Dalam asuransi konvensional terjadi cacat dalam akadnya karena ada unsur ketidakjelasan (gharar), yaitu berapa besar yang akan dibayarkan kepada pemegang polis (pada produk saving) atau berapa besar yang akan diterima pemegang polis (pada produk non saving). Dengan demikian maka konsekwensi dari akad dalam asuransi konvensional, dana peserta menjadi milik perusahaan asuransi.
Berbeda sekali dengan konsep tolong menolong (takafuli) atau tabaru.

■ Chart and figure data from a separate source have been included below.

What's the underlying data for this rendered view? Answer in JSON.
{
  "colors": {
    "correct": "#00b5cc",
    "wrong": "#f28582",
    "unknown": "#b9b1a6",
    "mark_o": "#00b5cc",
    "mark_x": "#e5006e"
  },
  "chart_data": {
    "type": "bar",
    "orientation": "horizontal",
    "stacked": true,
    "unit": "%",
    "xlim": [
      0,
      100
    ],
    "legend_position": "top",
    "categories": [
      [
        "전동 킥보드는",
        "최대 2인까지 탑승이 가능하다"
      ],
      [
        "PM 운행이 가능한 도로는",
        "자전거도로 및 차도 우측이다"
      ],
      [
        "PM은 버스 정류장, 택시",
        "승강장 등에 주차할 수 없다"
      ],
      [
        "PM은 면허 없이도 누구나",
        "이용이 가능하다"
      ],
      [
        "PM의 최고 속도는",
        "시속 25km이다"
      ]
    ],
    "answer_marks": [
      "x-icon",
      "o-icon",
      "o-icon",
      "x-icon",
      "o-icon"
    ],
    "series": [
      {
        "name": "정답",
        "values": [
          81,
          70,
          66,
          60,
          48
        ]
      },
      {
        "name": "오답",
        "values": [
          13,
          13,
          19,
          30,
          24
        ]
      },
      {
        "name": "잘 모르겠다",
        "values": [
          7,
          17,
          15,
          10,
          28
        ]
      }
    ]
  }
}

Tabarru bermaksud memberikan dana kebajikan secara ikhlas untuk tujuan saling membantu satu sama lain sesama peserta takaful, ketika diantaranya ada yang mendapat musibah. Oleh karena itu dana tabarru disimpan dalam suatu rekening khusus, dimana apabila ada yang terkena musibah, dana klaim yang akan diberikan adalah dari rekening tabarrru yang sudah diniatkan oleh sesama peserta takaful untuk saling menolnng. Sehingga konsekwensi dari akad takaful, dana yang terkumpul adalah milik peserta dan perusahaan asuransi tidak boleh mengklaim dana tersebut miliknya.
Adanya Unsur Riba
Dalam hal riba, semua asuransi konvensional menginvestasikan sebagian dananya dengan bunga. Dengan demikian asuransi konvensional selalu melibatkan diri dalam riba. Demikian juga dengan perhitungan terhadap peserta, dilakukan dengan menghitung keuntungan didepan, dan hal inilah yang bertentangan dengan syariah.

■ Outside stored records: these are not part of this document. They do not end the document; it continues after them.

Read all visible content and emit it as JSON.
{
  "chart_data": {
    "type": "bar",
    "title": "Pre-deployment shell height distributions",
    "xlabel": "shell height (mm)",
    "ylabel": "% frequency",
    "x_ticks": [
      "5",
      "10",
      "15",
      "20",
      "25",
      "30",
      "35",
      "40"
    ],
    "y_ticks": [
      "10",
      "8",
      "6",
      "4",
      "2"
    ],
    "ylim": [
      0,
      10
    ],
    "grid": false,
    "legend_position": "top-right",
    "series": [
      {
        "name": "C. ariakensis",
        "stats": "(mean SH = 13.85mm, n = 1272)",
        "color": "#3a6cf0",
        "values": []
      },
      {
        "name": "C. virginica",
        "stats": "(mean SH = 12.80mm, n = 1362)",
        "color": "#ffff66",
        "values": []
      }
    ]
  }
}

Adanya Unsur Maisir dan Gharar
Dalam mekanisme asuransi konvesional, maisir (untung-untungan) muncul sebagai akibat status kepemilikan dana dan adanya gharar. Baiul gharar menurut wahbah Zuhaili (1984) adalah jual beli yang mengandung resiko bagi salah seorang yang mengadakan akad sehingga mengakibatkan hilangnya harta. Fator inilah yang dalam asuransi konvensional disebut maisir (gambling).

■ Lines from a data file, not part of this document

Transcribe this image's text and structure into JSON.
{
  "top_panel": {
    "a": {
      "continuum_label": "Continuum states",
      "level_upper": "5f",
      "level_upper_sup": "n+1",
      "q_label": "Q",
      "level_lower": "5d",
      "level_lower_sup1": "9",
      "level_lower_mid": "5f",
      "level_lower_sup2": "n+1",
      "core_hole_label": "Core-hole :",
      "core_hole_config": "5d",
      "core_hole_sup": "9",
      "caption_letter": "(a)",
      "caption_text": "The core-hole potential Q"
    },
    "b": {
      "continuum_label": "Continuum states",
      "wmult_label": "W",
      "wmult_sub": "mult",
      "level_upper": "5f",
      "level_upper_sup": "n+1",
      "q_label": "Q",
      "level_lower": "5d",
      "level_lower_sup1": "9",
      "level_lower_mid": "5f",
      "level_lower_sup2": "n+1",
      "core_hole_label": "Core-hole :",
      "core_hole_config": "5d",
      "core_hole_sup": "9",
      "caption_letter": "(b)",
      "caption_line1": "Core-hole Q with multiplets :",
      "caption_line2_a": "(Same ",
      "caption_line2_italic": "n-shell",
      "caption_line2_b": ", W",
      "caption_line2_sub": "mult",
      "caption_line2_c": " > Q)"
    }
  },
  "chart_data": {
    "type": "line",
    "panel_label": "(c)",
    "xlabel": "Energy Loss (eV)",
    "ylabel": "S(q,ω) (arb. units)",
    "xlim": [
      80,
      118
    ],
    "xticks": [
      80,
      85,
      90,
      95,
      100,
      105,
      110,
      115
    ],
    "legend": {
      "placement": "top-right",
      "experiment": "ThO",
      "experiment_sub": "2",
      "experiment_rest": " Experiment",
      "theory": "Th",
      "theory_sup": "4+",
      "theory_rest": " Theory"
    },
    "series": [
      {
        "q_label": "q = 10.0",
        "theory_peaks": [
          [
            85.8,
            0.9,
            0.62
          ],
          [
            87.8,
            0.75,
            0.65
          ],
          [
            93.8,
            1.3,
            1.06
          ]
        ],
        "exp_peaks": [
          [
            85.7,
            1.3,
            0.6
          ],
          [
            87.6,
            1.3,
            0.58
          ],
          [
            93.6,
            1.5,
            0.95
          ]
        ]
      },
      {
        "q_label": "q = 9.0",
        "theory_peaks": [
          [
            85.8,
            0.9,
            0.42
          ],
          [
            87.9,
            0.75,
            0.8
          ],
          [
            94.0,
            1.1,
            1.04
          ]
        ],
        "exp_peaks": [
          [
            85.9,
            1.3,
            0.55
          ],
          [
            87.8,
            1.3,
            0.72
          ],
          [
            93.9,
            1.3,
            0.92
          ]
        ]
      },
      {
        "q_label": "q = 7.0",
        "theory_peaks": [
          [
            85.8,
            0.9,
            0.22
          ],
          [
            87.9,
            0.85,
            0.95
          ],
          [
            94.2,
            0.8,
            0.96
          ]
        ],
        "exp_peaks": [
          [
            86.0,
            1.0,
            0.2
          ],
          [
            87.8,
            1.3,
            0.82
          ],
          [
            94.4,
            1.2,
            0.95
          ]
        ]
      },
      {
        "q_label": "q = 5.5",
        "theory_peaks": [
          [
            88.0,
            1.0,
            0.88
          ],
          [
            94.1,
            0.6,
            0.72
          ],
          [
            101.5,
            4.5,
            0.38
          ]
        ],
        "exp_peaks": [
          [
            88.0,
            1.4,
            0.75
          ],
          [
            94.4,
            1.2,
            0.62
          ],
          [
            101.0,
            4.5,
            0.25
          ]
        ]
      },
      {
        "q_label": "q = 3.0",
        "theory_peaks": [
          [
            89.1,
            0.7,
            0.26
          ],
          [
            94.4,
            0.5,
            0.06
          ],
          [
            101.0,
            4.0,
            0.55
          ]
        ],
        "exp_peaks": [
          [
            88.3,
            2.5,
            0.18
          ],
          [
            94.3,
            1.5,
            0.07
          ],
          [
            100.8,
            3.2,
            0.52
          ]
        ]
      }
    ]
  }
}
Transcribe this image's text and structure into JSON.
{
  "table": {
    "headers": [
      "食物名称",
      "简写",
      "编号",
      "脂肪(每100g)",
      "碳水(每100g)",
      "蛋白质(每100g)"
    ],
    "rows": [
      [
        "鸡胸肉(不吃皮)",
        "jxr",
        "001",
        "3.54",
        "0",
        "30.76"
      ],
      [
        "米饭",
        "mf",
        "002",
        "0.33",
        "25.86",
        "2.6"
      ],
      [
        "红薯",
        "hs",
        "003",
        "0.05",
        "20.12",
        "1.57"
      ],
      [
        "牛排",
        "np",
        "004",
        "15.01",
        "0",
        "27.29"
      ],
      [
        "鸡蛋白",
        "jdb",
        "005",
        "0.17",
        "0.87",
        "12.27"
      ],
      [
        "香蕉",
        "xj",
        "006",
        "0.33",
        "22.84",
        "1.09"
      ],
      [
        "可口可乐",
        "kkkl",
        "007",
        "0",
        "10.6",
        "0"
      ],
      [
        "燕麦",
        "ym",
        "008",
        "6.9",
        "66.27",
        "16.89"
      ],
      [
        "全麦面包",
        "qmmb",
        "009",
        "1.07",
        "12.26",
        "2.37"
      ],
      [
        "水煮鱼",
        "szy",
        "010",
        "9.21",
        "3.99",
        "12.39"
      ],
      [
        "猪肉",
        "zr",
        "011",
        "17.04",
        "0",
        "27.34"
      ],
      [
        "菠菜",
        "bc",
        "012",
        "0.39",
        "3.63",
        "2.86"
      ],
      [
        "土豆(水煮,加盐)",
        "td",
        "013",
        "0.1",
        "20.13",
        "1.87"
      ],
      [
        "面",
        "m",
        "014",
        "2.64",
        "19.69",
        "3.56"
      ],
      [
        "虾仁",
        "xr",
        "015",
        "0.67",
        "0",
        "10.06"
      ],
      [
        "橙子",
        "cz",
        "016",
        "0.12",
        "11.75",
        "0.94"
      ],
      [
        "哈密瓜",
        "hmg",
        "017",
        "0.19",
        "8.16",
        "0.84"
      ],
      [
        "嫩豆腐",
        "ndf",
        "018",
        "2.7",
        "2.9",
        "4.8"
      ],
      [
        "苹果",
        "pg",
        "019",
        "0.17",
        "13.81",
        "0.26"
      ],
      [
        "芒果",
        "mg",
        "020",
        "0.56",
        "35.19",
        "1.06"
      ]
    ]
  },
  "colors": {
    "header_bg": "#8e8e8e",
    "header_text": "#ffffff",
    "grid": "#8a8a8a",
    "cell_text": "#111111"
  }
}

Dalam asuransi kovensional terdapat unsur gharar yang pada giliranya menibulkan qimaar. Sedangkan al qimaar sama dengan al maisir. Adanya unsur al maisir karena adanyaunsur gharar, terutama pada akasus asuransi jiwa. Apabila pemegang polis asuransi jiwa meninggal dunia sebelum akhir periode polis asuransinya namun telah membayar sebagian preminya, maka tanggunganya akan menerima sejumlah uang tertentu sebagamana cara memperoleh uang dan dari mana asalnya tidak diberitahuka kepada pemegang polis. Hal ni dipandang sebagai maisir. Unsur ini pula yang yang terdapat dalam bisnis asuransi dimana keuntungan yang diperoleh tertangung dengan pengalaman si penanggung keuntungan dipandang sebagai hasil dari mengambil resiko bahkan sebagai hasil kerja riil.
Dana Hangus
Hal lain yang sering dipermasalahkan oleh para ulama pada asuransi konvensional adalah adanya dana hangus, dimana peserta yang tida dapat melanjutkan pembayaran premi dan ingin mengundurkan diri sebelum masa reversing period, maka dana peserta itu hangus demikian pula asuransi non-saving atau asuransi kerugian jika habis masa kontrak dan tidak terjadi klaim, maka premi yang dibayarkan akan hangus yang sekaligus berarti menjadi milik pihak asuransi.
II .PENDAPAT PARA ULAMA MENGEAI HUKUM ASURANSI[3]
A. Pendapat pertama: Mengharamkan
Asuransi itu haram dalam segala macam bentuknya, temasuk asuransi jiwa. Pendapat ini dikemukakan oleh Sayyid Sabiq, Abdullah al-Qalqii (mufti Yordania), Yusuf Qardhawi dan Muhammad Bakhil al-Muth'i (mufti Mesir"). Sedangkan alasan-alasan yang merekakemukakan ada banyak, tapi kalau kita simpulkan apa yang telah mereka uraikan panjang lebar antara lain
adalah:
1. ASuransi sama dengan judi.
2. Asuransi mengandung ungur-unsur tidak pasti.
3. Asuransi mengandung unsur riba/renten.
4. Asuransi mengandung unsur pemerasan, karena pemegang polis, apabila tidak bisa melanjutkan pembayaran preminya, akan hilang premi yang sudah dibayar atau dikurangi.
5. Premi-premi yang sudah dibayar akan diputar dalam praktek-praktek riba.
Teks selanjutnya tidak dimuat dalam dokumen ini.